The book has a few weaknesses. First, it is too long. On many instances, the narrative could be shorter and crisper. Sometimes, one gets a bit the feeling she wanted to make as much use of her interview material as possible. Secondly, and this may be related to the first point, the structure of the book is somewhat repetitive. A great part of chapters in the first part follows the same pattern: introducing a technie nerd, describing him (they are always “hims”) and his physical appearance and dress a bit, adding a few sprinkles about his private life (mostly on girl friends), and then delve into that part of the technical dissection of Stuxnet which this chapter is about– and this deep dive is then deep indeed. This makes the reading attractive at the beginning, as it gives a very low entry barrier to the average reader, but it becomes somewhat tiring further down the road. These are weaknesses you can easily live with as a reader. A worthwhile, highly recommendable read in any case.

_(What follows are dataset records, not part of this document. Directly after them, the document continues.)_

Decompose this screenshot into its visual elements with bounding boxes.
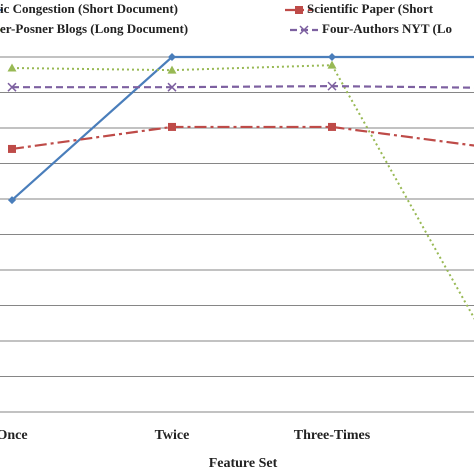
marker xyxy=(327,60,337,69)
legend-label: ic Congestion (Short Document) xyxy=(0,1,178,16)
legend-label: Scientific Paper (Short xyxy=(307,1,434,16)
series-line xyxy=(11,125,474,151)
series-line xyxy=(11,64,474,320)
marker xyxy=(8,144,16,153)
series-line xyxy=(11,55,474,201)
x-tick-label: Three-Times xyxy=(294,428,371,443)
marker xyxy=(167,65,177,74)
marker xyxy=(295,6,303,14)
marker xyxy=(168,53,176,61)
x-tick-label: Twice xyxy=(155,428,190,443)
marker xyxy=(8,196,16,205)
marker xyxy=(299,25,309,35)
marker xyxy=(327,81,337,91)
marker xyxy=(7,82,17,92)
x-axis-title: Feature Set xyxy=(209,456,278,471)
marker xyxy=(7,63,17,72)
legend-label: er-Posner Blogs (Long Document) xyxy=(0,21,188,36)
legend-label: Four-Authors NYT (Lo xyxy=(322,21,452,36)
x-tick-label: Once xyxy=(0,428,28,443)
marker xyxy=(167,82,177,92)
marker xyxy=(168,122,176,131)
series-line xyxy=(12,85,474,89)
marker xyxy=(328,122,336,131)
marker xyxy=(328,53,336,61)
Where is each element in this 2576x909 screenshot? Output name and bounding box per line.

I somewhat sat on the fence to start with, erring on the side of caution that governments could create such things and the dangers they could unleash. As I read on though, I couldn't help but be impressed at the ingenuity that these people must have gone to. Iran seems to be perceived in the media as a hard done by nation that's always being picked on. However, if your nation is having to hide nuclear complexes from the IAEA, design them to make them missile proof or if you conveniently 'forget' you had specific centrifuges then you probably deserve all you get...
This book doesn't seem to be a negative take on the issue of cyber-weapons, and remains impartial and well balanced. It is all the better for it. It discusses the business of zero day exploits and how they are (may?) traded between persons and government, with many hacks being held back for whatever reasons.
Brinksmanship for a new age.
It is refreshing to discover that there are brilliant code writers at work, but also that the AV community did not flinch at putting themselves in harms way to make sure that their customesrs stayed free from these attacks.
Big Brother is without question here to stay.
Honestly if you've just heard of Stuxnet you really would want to read this: you'll be blown away by it (metaphorical joke there).
As a side-note, I felt that the documentary by Alex Gibney "Zero Days" has a lot of similarities with the book.